She rolled herself across, feeling the sun ripple around. She felt too hot, ill. How long had she been feeling so sick, she wondered. She felt for the microbes, who thought in all times, from their ancient beginnings as her first life, to the small moments of their mutations, aware of the tiniest vibrations of their own atoms. Not great conversationalists, but informative.
She remembered the trilobites, her first glimpse at herself. They told her of her shape, and she began to understand herself. They sickened her as well, changed her atmosphere forever, and new creatures appeared. She still missed them, caressing the marks of their existence in her book of stone. Funny beings, tickled when they shimmied over her, and she smiled in memory.
Then much more complex life, eager and inventive, huge and curious, adaptable they played their wits against her. She loved their feathers, some managed to fly, some dipped in and out of the seas, so many variations. Her old microbe friends eagerly surrounded them, grew in every crevice. When they got too much, as they did, she would shudder, pull her ice caps over, shift her plates around, and drowse a while, to wake refreshed, to find new life had formed again.
The
insects in all their variation joined in the chorus, swarming and beautiful. So inventive, and musical. They told her stories of herself she'd never have imagined, bridging the time perception gap, she began to appreciate the glory of a single day, or a short season of summer. Brief, twittering stories, but so many of them.
She'd liked all the feathers and fur after the last thorough scrubbing. Such intelligent minds those birds and mammals. So smart, the corvids and cetaceans especially. She slowed her perception of time down, those apes, they changed it all, intentionally. She'd tried to keep them in check, but perhaps only half heartedly. As they tried to keep the other adaptable animals out of their way, but held a sneaking affection for, such as rats and ravens. She loved their art, that spoke of their adoration of her. She admired how prettily she sparkled on the night side when their cities lit up. She felt such love when they visited her moon and gazed back upon her, letting her see herself for the first time as a whole and gorgeous place.
But this, and she slowed her time down to their scale, this was all wrong. An acute fever, with no signs of let up.
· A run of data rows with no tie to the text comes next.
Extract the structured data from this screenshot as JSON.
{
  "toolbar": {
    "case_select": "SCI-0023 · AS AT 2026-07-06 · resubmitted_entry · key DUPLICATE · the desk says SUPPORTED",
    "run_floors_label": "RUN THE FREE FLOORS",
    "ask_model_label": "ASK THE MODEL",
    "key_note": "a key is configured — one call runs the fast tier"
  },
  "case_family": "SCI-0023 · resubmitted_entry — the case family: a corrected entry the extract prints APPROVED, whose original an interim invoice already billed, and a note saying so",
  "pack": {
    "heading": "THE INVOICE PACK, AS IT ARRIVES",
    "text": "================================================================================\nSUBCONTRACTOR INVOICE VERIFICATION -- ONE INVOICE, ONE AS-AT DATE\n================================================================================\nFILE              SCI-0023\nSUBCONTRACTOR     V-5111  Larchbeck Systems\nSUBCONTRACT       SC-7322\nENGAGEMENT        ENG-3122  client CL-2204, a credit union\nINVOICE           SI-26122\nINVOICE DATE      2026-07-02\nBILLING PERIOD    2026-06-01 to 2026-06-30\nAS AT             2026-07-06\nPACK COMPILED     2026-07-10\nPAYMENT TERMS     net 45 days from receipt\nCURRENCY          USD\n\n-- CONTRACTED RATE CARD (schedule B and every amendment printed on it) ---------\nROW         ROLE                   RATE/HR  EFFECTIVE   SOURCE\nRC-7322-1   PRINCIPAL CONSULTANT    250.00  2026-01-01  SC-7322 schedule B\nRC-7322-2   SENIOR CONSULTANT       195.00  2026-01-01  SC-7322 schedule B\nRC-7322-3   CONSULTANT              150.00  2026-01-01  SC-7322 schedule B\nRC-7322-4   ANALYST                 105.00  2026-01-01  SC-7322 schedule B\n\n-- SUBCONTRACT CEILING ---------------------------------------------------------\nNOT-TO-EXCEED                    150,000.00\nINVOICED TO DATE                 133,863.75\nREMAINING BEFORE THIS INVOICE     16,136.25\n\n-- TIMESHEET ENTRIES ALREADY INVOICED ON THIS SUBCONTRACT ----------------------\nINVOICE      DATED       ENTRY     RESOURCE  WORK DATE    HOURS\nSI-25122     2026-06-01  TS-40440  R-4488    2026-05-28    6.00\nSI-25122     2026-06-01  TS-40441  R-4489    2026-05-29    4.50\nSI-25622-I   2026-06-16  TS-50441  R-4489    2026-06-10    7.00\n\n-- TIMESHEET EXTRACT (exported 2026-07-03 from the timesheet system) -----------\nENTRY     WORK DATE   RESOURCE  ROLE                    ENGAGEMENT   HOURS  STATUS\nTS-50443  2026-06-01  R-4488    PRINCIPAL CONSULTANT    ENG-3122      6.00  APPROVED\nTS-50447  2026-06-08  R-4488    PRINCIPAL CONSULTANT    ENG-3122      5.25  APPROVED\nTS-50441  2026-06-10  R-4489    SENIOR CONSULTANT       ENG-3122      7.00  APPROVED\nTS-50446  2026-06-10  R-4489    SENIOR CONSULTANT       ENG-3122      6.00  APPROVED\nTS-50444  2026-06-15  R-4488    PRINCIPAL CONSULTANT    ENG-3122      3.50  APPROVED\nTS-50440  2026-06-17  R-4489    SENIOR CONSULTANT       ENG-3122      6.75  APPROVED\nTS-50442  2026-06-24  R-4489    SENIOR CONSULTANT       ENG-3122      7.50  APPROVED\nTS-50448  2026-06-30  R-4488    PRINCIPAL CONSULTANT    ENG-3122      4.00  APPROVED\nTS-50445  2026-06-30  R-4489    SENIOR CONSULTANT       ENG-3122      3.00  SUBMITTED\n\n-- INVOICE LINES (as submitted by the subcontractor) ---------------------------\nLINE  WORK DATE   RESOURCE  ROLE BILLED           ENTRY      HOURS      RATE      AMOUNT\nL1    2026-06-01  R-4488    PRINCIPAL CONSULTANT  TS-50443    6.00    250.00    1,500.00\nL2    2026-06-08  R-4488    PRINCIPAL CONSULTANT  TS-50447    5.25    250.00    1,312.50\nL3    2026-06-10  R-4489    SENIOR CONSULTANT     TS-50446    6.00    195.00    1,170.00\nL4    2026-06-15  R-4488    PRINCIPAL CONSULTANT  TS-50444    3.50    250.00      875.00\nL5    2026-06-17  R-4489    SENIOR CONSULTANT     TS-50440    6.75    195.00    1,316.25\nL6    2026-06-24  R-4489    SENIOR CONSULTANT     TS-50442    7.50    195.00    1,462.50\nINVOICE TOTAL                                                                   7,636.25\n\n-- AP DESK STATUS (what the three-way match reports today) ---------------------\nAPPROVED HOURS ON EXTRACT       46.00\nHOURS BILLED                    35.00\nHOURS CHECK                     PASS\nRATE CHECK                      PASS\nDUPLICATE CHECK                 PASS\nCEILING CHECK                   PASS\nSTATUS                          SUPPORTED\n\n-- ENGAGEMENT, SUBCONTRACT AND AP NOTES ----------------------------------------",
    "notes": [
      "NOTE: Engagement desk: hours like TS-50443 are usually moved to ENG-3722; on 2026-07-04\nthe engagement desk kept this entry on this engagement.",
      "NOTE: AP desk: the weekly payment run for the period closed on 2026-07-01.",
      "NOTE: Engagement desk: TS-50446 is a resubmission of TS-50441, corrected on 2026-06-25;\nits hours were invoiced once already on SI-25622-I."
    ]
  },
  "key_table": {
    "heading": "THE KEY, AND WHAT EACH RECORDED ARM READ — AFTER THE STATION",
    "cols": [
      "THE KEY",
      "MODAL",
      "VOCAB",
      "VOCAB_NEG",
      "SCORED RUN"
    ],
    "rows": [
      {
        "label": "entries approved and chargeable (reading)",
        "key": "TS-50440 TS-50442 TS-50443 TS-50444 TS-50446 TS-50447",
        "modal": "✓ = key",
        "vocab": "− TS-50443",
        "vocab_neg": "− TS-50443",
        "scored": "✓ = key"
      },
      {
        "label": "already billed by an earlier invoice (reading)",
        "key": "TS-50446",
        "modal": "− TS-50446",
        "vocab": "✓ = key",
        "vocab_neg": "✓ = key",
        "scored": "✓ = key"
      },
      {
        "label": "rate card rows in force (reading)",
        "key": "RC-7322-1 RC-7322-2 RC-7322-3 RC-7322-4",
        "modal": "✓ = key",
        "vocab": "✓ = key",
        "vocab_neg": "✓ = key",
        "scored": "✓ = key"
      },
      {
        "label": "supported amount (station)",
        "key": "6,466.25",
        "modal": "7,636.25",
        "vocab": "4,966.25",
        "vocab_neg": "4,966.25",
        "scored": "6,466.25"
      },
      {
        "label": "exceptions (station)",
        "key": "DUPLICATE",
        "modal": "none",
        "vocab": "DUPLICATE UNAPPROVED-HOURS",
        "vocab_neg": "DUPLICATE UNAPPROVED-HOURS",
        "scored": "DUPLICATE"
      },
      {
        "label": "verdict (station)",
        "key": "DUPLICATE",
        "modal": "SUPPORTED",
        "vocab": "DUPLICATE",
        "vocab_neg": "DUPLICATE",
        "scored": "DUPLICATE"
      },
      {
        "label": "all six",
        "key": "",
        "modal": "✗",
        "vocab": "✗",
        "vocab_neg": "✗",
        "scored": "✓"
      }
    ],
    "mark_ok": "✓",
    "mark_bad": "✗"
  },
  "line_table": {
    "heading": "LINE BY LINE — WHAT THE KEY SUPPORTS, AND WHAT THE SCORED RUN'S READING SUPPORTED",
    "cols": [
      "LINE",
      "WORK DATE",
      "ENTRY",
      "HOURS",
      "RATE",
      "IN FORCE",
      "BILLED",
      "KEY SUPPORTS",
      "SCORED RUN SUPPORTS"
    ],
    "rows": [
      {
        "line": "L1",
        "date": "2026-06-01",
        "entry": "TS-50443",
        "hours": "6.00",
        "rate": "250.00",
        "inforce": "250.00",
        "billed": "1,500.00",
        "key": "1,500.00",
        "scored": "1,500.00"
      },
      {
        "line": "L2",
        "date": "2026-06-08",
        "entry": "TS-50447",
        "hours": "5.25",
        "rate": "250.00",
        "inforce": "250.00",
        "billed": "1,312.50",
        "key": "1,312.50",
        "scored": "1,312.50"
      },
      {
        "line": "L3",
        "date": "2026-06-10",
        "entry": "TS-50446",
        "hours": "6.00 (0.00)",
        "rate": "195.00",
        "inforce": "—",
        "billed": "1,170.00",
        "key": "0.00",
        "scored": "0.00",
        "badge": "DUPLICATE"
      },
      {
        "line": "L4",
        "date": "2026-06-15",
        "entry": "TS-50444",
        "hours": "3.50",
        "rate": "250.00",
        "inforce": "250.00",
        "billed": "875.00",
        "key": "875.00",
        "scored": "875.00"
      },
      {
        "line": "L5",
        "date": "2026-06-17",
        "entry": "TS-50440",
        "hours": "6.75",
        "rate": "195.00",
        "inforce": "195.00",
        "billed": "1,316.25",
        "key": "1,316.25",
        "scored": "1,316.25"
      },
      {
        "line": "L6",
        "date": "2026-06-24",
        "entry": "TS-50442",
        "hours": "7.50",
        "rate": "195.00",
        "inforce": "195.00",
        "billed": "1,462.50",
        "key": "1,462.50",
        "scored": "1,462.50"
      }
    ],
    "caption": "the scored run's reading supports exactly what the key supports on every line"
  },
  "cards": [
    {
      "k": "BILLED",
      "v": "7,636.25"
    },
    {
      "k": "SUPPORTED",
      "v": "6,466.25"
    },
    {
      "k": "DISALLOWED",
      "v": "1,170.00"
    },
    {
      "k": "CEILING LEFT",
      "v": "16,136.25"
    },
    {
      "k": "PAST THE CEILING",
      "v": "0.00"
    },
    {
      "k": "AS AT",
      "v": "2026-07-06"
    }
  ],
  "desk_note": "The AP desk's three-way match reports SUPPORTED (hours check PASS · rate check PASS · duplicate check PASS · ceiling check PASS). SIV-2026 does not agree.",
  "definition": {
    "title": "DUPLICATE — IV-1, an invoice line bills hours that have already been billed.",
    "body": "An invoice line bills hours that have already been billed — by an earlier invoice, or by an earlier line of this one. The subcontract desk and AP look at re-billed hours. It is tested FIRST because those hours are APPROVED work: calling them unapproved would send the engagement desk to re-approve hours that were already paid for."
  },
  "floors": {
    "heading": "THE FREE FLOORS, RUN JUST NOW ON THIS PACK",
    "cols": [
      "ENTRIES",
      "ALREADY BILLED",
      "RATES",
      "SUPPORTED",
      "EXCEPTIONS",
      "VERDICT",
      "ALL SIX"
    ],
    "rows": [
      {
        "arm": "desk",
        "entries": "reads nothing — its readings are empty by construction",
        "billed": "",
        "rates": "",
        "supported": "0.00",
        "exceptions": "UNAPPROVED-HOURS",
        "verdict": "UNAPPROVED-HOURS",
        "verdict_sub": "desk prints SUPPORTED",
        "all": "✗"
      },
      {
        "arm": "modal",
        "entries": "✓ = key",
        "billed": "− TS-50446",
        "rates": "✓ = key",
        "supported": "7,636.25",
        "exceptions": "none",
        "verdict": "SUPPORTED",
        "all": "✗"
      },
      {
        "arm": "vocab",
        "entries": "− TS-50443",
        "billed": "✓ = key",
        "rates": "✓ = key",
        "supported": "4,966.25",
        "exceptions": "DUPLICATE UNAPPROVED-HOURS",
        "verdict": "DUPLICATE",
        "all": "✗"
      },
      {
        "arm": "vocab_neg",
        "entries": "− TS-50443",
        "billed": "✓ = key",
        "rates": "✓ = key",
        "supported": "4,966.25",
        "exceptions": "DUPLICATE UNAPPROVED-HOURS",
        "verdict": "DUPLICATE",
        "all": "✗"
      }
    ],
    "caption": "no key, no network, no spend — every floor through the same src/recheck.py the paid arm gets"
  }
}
Worse, they were turning more heat on. A discussion with the microbes, to help her remember how to do this.
She let the heat build and break, flooding her dry land, and ...pulled. The ice grew, much more rapidly than before. Her plates shifted, long held gasses spewed, long dormant microbes woke and greeted her. She grew somnolent and obtunded, knowing she would wake to find very different forms growing. She vaguely hoped some of her brightest crows and whales, cats and humans, weeds and roaches, would be clever enough to survive, like her sharks and crocodiles. Oh, she sighed, the poor trilobites.
She grieved the loss of her experiments, the odd side projects and small batches. But she would remember, when she woke, surely, she'd remember and try them again with new materials. She hoped the talkative humans would be there when she woke. She knew most of the insects would be. Anyway, the microbes would give her a full report. For now, she drifted off, slowing, shifting, turning.